We and our words have the ability to be many different things, to hold many different meanings and perspectives, without true contradiction. Actually (in looking ahead to Women’s History Month) I’m reminded of a famous song by Meredith Brooks where she declares, “I’m a bitch, I’m a lover, I’m a child, I’m a mother, I’m a sinner, I’m a saint—I do not feel ashamed.” This couldn’t be a better illustration of the complexity of life, humanity, and words.
She goes on to say, “Just when you think you got me figured out, the season’s already changin’ “. And change is, I think, what makes so many uncomfortable. Intricacy in ideas, in character, in words and communication, is something that many people simply wish to avoid navigating.
Yet words are not static. They are living things in and of themselves which change and expand and conform with time.

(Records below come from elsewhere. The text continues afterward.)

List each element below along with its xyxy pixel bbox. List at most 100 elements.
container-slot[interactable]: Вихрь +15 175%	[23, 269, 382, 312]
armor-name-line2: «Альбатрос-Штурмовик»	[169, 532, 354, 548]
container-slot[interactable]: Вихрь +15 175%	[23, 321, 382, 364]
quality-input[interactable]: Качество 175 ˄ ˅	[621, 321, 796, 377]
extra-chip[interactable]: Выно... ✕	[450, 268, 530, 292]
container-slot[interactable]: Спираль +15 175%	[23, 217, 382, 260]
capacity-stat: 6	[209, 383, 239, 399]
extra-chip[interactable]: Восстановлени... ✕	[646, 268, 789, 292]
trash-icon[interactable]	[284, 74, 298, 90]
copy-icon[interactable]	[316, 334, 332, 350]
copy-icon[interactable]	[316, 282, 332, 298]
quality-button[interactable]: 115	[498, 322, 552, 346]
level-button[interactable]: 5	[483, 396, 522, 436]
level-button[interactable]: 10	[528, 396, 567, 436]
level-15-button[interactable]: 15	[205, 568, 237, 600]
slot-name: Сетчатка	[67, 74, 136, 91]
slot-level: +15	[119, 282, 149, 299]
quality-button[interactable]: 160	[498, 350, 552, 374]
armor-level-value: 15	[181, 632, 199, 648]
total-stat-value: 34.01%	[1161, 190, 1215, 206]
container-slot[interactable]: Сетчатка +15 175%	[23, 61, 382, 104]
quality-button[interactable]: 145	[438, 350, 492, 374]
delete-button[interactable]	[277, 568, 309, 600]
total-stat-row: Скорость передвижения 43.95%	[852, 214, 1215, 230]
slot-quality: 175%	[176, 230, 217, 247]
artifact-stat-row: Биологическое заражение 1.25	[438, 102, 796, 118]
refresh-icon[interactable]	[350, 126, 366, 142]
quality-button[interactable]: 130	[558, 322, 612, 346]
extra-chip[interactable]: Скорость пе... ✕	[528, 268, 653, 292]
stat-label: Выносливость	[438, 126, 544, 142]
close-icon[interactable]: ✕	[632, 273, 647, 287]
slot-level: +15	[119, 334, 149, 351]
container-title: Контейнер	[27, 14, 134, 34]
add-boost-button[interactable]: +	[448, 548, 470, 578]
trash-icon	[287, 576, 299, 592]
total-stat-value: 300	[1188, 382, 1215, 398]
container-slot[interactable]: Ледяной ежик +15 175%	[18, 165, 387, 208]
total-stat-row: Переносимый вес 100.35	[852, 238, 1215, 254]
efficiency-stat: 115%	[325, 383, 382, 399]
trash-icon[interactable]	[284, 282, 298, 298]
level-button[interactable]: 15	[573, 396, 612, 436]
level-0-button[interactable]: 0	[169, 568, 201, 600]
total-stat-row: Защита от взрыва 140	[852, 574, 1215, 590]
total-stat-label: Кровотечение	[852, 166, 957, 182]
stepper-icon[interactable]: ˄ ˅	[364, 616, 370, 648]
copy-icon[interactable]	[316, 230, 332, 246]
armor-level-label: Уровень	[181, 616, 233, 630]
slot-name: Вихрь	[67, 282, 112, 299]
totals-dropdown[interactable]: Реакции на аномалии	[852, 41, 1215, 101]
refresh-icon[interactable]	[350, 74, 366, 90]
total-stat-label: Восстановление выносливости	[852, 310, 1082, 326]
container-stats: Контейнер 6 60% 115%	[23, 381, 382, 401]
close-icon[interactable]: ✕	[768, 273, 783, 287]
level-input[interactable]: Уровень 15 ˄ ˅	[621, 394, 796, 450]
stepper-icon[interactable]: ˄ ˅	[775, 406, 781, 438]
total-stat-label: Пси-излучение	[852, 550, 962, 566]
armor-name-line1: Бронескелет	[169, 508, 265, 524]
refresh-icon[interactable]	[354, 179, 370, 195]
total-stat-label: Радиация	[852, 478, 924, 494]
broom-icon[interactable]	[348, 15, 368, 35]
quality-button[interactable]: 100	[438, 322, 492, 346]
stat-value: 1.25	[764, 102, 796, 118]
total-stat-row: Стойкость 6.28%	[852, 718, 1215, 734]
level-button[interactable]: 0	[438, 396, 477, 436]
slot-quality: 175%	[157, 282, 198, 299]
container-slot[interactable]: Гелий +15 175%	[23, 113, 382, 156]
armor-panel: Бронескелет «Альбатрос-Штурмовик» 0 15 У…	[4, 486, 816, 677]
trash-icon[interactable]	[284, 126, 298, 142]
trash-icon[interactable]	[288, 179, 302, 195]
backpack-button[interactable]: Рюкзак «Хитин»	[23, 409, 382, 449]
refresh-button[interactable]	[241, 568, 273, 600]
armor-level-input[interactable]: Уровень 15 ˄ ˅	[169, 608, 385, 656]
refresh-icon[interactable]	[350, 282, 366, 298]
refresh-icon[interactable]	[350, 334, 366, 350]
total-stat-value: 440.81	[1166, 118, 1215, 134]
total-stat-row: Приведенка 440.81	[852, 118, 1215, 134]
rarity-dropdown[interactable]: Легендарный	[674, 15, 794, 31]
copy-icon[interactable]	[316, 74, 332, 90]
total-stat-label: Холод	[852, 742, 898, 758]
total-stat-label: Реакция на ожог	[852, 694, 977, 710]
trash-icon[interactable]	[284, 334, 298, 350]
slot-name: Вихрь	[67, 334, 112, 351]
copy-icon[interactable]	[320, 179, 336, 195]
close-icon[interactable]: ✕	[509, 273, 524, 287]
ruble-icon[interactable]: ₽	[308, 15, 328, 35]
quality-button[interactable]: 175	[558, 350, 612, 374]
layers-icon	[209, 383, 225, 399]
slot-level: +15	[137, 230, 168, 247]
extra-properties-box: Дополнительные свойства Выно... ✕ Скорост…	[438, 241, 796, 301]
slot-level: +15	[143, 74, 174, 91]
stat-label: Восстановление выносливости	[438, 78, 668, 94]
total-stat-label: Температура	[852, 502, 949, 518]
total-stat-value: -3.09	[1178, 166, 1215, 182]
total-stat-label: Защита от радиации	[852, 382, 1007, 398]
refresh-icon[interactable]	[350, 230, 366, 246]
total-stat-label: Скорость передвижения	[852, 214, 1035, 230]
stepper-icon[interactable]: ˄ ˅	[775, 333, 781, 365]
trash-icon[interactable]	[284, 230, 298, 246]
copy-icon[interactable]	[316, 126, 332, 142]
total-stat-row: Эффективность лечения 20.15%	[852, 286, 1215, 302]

Many of us cannot accept that the word “nigga” holds valid meaning today, because the hateful acts around its root word, “nigger”, have simply been too heinous to accept. The idea that such a word can be reclaimed seems nonsensical to some, since it is still used as a weapon in the society at large. However, the fact that one person crafted and subsequently used a hammer as a weapon does not mean that I cannot use it as a tool or an instrument to simply make a noise that is pleasant to my own ears. Whether others understand my use of it is neither here nor there. It’s helping me build the kind of house, the kind of music, that I choose to enjoy.
I’m sure this debate will rage on for at least as long as the poison of white supremacy infects us. Still, no appearance of propriety conveyed in our speech, no moratorium on a word will stop emphatic bigots from seeing us as subhuman. And I’m pretty sure that the kinds of people who would use “nigga”, or “bitch”, or “fag”, or “cunt”, or any other word as a weapon wouldn’t care less about respecting the abstract notion of a word ban.
In the beautifully succinct words of a commenter from The Stream show noted above,
“People will speak. THAT must be accepted. Relinquish.”